I remember the first time I realized I was being underpaid: It was early in my career when my male colleague casually mentioned his salary to me like he was talking about the weather outside and I totally shut down.
I remember feeling disturbed and confused.
Confused that he told me.
Confused that I made less than he did even though we worked the same position.
And most of all, disturbed by my own reaction. Why did I feel so uncomfortable that money was being discussed?
It is probably because I am a woman. Whoa. WHOA! I just went there and we are not even 30 seconds into this post, I know. But let’s be real: Gender stereotypes exist and so does the wage gap between men and women. There’s clearly a correlation. My initial reaction about money in a business situation was due to years of not quantifying my own worth because I was afraid I would look “aggressive.” Ugh.
My story is one of a gagillion. You can Google it. The Wall Street Journal just released a story about it. Yes, it is an issue that companies should be working to fix and every human resource department on the planet should be tasked with pay equality, but it is also an issue that every woman needs to take upon herself to bring up and remedy.
So, ladies, I ask you to ask yourself these two questions: Are you being underpaid? Are you uncomfortable when money is brought up? Here are 5 things you can do to change things:
Websites like Glassdoor are super helpful for salary comparing for the role you are in as well as the area that you work in. Get familiar with the numbers and have a case ready when you decide to act on a raise or pay request. Evidence is key.

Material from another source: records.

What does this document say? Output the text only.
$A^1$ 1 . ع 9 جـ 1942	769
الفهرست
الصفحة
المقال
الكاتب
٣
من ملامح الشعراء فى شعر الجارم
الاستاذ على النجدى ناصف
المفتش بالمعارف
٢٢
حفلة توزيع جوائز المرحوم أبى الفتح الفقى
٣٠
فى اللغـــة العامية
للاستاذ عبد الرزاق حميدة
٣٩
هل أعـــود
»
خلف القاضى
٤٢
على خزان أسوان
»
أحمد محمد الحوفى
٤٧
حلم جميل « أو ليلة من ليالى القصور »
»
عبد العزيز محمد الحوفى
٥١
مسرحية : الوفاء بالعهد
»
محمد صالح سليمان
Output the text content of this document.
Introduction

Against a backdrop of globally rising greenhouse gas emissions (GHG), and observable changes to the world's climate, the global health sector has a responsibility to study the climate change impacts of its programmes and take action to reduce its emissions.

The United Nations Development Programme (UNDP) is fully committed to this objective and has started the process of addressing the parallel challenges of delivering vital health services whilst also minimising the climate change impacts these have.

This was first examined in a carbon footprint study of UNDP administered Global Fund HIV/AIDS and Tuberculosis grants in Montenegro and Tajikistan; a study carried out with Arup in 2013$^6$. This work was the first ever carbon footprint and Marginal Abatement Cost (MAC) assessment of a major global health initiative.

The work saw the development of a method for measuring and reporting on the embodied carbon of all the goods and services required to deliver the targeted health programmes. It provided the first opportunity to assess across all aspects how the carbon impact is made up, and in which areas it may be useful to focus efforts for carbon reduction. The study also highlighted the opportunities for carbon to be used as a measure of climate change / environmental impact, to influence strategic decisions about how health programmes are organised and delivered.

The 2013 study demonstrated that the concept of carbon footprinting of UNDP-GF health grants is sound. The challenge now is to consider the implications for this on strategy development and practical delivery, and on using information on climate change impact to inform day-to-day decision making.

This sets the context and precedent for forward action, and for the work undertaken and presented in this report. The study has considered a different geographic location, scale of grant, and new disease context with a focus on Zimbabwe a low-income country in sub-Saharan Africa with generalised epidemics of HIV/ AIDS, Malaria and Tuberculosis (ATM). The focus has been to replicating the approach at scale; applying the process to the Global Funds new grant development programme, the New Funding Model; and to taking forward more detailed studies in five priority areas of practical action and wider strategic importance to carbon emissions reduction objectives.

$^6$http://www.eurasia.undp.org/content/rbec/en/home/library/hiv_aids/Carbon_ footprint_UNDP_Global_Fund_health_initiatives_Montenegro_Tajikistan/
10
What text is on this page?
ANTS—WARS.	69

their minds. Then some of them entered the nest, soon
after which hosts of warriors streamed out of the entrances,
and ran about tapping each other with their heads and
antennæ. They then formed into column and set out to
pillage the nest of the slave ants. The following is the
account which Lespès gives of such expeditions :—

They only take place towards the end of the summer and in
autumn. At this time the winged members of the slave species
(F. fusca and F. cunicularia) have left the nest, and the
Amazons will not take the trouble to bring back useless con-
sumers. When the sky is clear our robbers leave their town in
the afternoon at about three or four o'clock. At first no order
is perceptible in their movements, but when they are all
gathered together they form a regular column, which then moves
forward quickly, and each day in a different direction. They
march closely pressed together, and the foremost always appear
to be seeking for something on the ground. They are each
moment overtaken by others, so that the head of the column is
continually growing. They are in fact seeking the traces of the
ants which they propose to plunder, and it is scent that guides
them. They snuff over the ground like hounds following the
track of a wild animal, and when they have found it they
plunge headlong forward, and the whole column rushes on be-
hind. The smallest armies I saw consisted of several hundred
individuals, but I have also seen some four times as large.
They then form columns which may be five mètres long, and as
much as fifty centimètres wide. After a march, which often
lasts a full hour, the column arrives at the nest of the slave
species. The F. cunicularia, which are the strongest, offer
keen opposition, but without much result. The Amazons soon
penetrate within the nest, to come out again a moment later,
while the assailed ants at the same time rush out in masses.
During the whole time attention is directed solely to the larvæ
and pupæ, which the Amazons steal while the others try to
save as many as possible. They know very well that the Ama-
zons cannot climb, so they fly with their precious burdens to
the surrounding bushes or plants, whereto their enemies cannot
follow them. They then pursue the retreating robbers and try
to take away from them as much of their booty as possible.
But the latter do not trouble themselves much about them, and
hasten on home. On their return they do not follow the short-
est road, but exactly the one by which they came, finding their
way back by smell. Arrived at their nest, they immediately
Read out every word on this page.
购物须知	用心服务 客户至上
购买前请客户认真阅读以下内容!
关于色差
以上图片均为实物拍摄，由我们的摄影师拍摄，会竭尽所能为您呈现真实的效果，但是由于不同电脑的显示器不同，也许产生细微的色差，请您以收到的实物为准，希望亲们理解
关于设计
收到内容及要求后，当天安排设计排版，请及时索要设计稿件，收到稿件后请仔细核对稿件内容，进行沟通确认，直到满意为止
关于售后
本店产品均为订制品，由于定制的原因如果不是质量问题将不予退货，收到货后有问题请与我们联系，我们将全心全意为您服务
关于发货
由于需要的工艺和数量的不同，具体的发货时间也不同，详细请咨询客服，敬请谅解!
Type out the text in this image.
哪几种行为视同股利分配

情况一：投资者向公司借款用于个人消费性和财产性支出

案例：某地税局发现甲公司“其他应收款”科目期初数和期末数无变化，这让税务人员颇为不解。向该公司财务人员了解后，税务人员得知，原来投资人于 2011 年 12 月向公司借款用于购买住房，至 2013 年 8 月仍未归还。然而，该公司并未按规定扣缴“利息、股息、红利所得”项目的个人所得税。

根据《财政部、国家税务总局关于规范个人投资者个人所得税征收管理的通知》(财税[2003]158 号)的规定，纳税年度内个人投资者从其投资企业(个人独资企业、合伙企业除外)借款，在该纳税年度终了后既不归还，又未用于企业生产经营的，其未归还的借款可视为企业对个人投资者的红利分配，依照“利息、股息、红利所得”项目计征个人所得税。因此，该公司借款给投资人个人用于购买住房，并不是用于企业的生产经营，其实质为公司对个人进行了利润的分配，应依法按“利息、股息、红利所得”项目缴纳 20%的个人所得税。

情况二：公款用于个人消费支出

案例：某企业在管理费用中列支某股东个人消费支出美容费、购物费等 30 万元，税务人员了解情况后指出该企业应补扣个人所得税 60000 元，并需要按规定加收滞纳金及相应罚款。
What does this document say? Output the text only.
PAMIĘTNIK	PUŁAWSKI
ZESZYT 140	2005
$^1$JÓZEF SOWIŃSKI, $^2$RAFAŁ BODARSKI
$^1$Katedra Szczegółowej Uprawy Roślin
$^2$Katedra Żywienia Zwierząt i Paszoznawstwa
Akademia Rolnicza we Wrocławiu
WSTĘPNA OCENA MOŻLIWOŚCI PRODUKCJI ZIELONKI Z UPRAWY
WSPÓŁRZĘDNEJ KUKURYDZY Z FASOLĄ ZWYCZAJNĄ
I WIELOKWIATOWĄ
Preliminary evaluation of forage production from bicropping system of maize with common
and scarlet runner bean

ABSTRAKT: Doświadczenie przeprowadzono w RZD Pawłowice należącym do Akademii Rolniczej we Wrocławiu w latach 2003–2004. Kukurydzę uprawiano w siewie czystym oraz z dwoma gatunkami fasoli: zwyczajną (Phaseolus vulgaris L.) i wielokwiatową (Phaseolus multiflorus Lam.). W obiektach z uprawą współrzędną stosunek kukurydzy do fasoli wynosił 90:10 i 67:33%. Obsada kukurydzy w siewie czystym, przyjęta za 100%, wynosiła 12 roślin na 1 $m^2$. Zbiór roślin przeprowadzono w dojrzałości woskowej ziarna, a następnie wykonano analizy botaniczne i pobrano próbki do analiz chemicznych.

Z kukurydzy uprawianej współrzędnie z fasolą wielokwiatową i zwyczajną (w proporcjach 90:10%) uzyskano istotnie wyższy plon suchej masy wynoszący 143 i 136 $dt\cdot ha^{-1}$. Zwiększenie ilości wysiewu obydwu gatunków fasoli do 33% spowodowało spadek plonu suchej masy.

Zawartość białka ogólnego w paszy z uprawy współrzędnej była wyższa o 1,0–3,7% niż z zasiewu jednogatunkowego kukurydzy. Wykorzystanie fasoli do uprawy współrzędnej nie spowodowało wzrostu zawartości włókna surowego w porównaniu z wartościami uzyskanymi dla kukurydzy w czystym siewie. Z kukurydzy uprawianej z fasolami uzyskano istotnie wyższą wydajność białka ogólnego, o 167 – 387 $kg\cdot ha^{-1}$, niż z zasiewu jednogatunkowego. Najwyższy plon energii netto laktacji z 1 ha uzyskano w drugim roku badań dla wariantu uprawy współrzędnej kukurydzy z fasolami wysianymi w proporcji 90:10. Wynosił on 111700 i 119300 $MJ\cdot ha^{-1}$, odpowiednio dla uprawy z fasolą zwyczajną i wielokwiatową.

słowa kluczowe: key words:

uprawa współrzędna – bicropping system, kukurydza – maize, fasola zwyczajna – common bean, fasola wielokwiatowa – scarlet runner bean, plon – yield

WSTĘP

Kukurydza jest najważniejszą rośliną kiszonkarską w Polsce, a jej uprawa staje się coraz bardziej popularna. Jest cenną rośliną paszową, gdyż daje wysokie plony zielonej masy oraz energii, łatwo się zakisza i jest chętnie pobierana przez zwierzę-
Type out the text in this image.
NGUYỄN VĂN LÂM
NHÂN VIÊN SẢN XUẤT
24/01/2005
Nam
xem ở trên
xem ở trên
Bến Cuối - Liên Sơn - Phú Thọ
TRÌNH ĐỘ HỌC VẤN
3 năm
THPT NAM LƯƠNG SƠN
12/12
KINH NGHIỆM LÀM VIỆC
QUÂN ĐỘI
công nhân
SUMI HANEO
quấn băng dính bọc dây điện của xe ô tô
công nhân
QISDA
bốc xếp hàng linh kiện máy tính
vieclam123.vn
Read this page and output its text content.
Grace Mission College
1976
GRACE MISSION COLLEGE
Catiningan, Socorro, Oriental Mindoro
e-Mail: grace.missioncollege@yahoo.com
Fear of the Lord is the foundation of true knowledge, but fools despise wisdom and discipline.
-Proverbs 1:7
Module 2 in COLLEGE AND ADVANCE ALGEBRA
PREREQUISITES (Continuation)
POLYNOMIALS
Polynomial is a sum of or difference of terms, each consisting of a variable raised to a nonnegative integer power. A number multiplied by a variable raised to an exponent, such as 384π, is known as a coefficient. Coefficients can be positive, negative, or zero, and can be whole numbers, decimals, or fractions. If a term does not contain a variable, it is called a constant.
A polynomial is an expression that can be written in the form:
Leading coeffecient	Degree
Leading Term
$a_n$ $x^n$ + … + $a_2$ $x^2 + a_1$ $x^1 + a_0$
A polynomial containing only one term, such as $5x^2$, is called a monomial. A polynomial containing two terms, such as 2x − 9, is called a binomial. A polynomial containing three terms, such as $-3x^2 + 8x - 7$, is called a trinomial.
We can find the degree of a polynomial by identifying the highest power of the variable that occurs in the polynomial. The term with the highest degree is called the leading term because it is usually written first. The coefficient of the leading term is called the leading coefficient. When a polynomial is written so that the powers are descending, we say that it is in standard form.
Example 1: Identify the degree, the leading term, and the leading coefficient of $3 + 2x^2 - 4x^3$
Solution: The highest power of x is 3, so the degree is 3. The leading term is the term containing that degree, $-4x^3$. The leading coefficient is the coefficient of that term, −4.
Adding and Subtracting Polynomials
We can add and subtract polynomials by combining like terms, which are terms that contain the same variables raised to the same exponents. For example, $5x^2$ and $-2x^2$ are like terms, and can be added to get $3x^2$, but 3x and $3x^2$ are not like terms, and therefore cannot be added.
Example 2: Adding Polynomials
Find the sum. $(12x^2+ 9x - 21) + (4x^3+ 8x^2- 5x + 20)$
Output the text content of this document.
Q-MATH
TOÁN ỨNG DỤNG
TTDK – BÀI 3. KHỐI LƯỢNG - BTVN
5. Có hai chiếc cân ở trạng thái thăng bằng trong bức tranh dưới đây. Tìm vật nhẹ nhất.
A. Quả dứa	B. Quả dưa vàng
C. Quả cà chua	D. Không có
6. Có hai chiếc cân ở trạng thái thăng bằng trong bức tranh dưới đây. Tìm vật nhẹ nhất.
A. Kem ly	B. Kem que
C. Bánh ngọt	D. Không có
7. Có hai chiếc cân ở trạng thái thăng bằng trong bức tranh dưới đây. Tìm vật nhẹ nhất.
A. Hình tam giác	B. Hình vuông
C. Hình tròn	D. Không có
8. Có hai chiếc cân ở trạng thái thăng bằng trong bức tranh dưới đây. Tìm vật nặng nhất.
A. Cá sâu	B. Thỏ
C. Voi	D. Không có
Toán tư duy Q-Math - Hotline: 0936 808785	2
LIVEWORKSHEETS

Ladies, do not be shy about asking for what you are worth and talking about it with future or current employers. Every time you are in an interview or a review, never low ball yourself. If you don’t advocate for yourself, you’re failing yourself as well as every other woman stuck in the same situation. Yes, you could be told “no,” but that is a slim price to pay to ensure you are being accurately compensated.
Get familiar with money. Understand the multiple ways you can make money! Research all different types of income streams like stocks as well as nontraditional business models you may or may not fully understand such as direct sales and network marketing, which tend to have set and unbiased compensation plans.
Talk About It
The best way to be comfortable when money is brought up is to familiarize yourself with everything above and talk about it. I’ve also found bringing up statistics more often in meetings and conversations to be helpful. I firmly believe that the more you state true numbers, the more your confidence will be boosted because it is very hard to argue with facts. Once you have shown yourself that you have the ability to prove something to someone else, doing that for yourself becomes easier.
Pay It Forward
When you are a hiring manager, pay fairly. If a candidate asks for a salary that is lower than what you expected, tell them they should come back to you with a higher number, or just offer them more. I’m serious! How refreshing would it be if we all were paid what we were worth to begin with?
At the end of the day, deciding not to talk about or understand how money and business work is not just an individual’s choice; it is fuel for an epidemic that needs to be stopped. We must decide to redefine femininity for the sake of ourselves as well as our sisters and daughters. As far as I’m concerned, there is nothing more feminine than talking about business and money, so let’s start doing it.